Luis Guerra

Personal information
- Full name: Luis Alejandro Guerra Romero
- Date of birth: 20 November 1996 (age 29)
- Place of birth: San Félix [es], Bolívar, Venezuela
- Height: 1.68 m (5 ft 6 in)
- Position: Midfielder

Team information
- Current team: Tobol
- Number: 30

Youth career
- Mineros de Guayana

Senior career*
- Years: Team / Apps / (Gls)
- 2014–2016: Mineros de Guayana / 43 / (4)
- 2016–2018: Deportivo Táchira / 7 / (0)
- 2017: → Monagas (loan) / 24 / (1)
- 2018: → Aragua (loan) / 31 / (3)
- 2019: Carabobo / 37 / (9)
- 2020–2024: Deportes Antofagasta / 77 / (26)
- 2022: → Monagas (loan) / 21 / (0)
- 2025: Deportes Limache / 26 / (3)
- 2026–: Tobol / 14 / (1)

= Luis Guerra =

Venezuelan footballer

Luis Alejandro Guerra Romero (born 20 November 1996) is a Venezuelan professional footballer who plays as a midfielder for Kazakh club Tobol.

==Career==
Guerra began his career with Mineros de Guayana. Later, he played for Deportivo Táchira, Monagas, Aragua and Carabobo in the Venezuelan top division.

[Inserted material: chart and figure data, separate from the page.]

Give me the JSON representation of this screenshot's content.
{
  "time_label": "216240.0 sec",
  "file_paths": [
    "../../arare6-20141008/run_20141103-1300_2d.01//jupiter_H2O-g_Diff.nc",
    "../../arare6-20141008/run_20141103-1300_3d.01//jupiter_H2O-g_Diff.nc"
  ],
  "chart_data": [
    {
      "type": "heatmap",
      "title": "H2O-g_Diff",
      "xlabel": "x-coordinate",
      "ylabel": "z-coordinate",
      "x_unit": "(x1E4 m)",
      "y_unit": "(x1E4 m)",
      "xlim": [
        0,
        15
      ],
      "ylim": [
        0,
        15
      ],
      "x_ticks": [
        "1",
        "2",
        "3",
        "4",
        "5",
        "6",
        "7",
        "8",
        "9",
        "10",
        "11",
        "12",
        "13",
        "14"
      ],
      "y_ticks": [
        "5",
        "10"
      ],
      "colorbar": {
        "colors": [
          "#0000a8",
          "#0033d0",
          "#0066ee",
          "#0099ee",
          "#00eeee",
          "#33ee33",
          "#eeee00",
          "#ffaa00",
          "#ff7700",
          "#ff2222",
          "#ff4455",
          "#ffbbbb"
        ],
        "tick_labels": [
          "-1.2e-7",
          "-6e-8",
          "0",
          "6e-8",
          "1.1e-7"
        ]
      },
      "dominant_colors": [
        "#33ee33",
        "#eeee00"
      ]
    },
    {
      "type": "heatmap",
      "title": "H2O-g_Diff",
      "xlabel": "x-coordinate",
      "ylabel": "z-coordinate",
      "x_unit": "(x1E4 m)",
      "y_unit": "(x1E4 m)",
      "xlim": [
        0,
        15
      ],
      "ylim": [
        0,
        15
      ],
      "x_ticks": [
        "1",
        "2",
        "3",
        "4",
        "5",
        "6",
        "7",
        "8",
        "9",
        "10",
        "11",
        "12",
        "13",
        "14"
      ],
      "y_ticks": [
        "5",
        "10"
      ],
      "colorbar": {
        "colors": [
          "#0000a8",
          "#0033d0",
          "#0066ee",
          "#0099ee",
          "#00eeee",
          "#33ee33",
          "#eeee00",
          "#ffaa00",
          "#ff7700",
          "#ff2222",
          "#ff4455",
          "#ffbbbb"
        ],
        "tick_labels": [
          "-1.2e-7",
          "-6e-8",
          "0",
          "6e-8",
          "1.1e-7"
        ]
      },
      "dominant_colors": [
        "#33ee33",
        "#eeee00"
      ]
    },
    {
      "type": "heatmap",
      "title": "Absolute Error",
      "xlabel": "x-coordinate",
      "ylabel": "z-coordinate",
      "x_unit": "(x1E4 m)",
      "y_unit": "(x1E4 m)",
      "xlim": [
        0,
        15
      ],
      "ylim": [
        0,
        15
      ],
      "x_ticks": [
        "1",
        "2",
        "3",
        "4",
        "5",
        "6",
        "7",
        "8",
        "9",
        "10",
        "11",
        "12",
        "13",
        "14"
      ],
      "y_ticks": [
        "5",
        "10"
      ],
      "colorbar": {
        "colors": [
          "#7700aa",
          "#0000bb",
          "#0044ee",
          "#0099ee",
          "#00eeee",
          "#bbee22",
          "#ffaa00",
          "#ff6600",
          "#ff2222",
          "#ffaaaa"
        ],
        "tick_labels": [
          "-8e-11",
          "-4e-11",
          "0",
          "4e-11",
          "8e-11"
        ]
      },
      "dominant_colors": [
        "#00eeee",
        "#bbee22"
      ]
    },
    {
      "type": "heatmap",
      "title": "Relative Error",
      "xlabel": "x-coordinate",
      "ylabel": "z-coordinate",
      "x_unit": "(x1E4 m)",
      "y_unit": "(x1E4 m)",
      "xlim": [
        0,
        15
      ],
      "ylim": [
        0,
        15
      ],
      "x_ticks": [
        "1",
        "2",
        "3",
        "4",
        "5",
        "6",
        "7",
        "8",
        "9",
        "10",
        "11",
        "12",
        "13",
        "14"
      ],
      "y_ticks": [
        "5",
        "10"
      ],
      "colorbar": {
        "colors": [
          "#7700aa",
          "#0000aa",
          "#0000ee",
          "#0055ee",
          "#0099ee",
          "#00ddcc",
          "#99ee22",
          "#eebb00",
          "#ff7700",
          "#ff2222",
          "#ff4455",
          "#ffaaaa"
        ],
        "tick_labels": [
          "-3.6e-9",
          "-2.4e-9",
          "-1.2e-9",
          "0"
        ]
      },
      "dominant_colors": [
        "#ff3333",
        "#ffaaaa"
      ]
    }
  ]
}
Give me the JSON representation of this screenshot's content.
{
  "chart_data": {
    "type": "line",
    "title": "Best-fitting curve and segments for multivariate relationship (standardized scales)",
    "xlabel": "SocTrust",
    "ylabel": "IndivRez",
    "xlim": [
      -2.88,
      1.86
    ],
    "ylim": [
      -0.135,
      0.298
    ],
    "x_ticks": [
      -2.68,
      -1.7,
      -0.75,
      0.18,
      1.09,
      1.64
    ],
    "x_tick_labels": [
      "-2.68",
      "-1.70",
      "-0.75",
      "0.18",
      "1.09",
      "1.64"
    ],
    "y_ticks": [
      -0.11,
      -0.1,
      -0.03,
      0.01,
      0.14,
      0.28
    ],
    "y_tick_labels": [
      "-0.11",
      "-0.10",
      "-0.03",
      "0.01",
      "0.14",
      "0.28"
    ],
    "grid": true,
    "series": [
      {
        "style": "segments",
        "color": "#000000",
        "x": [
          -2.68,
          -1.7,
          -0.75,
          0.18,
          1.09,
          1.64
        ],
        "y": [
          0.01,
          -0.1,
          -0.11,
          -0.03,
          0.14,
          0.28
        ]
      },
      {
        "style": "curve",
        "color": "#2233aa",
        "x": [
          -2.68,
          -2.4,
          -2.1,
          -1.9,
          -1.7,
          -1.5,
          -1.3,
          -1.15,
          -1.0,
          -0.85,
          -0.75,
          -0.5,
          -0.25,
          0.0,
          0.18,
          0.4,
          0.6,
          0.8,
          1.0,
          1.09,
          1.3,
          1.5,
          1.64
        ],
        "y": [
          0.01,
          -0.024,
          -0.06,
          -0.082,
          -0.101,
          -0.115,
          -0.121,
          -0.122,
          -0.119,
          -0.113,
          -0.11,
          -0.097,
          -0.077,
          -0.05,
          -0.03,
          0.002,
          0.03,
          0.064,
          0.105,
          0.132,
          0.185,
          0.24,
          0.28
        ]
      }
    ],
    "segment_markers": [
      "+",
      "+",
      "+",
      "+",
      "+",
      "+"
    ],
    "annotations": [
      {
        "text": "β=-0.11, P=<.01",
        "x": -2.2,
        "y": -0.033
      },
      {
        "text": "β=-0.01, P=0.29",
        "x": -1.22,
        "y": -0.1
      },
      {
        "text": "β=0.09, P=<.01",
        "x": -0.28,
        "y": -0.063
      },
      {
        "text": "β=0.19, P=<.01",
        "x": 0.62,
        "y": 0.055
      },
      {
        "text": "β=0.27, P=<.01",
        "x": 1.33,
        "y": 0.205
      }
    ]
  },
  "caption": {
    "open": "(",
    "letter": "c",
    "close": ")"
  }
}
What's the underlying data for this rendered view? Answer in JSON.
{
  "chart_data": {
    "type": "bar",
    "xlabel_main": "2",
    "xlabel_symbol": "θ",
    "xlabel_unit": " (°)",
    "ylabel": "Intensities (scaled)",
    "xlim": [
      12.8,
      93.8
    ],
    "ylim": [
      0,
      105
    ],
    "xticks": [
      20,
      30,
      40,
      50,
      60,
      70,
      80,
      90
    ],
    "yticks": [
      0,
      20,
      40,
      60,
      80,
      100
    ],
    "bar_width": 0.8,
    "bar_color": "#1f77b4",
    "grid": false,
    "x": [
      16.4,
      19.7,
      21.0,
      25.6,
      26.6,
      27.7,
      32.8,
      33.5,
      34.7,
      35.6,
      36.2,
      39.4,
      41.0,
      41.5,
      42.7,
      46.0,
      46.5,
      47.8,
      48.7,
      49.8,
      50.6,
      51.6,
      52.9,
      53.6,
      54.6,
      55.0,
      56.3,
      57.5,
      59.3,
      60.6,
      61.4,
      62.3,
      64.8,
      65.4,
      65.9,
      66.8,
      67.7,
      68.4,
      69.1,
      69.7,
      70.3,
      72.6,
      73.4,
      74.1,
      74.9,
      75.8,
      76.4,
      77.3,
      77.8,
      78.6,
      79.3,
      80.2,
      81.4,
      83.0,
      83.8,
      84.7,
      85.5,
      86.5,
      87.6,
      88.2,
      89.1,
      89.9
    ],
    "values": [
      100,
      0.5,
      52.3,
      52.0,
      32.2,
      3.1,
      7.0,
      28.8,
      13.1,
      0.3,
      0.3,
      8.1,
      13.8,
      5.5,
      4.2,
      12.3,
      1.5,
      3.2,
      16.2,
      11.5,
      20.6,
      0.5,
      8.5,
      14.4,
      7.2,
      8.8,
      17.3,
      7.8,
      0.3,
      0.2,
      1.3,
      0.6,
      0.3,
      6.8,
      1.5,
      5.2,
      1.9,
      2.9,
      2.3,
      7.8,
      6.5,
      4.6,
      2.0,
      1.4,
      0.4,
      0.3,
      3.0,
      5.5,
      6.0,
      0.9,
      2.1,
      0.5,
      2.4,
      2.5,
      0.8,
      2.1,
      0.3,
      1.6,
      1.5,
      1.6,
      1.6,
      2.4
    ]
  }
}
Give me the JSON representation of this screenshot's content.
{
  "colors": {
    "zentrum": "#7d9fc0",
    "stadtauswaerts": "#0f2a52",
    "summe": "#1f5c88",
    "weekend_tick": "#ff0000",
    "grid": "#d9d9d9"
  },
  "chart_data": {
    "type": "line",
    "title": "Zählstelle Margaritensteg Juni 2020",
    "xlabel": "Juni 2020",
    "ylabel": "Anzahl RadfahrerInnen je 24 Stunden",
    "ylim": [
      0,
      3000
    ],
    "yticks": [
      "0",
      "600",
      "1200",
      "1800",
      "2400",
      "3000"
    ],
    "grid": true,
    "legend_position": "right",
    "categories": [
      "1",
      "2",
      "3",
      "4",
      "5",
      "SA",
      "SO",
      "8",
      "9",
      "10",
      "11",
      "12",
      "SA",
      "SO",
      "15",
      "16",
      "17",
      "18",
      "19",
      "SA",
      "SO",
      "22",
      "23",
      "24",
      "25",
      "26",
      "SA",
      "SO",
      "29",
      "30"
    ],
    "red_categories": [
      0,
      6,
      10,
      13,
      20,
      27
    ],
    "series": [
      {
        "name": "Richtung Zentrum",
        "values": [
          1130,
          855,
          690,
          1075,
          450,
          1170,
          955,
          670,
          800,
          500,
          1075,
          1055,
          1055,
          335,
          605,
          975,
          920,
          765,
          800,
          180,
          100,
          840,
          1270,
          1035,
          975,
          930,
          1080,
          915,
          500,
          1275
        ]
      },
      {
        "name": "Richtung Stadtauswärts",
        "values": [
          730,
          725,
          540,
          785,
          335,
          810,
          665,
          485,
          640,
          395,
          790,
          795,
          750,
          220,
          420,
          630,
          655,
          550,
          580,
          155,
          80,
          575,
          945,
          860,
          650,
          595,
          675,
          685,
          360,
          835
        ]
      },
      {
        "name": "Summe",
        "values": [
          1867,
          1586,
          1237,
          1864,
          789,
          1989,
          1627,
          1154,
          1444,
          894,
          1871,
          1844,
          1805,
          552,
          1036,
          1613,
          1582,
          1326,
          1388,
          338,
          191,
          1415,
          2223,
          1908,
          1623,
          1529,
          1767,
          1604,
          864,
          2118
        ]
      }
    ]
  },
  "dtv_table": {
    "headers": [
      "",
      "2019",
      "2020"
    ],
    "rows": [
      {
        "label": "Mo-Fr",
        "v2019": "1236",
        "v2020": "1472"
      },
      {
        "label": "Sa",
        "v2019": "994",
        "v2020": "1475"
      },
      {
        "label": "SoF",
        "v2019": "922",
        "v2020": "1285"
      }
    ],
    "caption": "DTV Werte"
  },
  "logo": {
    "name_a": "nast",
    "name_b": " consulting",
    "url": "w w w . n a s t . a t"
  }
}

In 2020, Guerra moved to Chile and signed with Deportes Antofagasta in the Chilean Primera División. In 2022, he was loaned out to Monagas in his homeland.

In 2025, Guerra signed with Deportes Limache.

In January 2026, Guerra moved to Kazakhstan and signed with Tobol.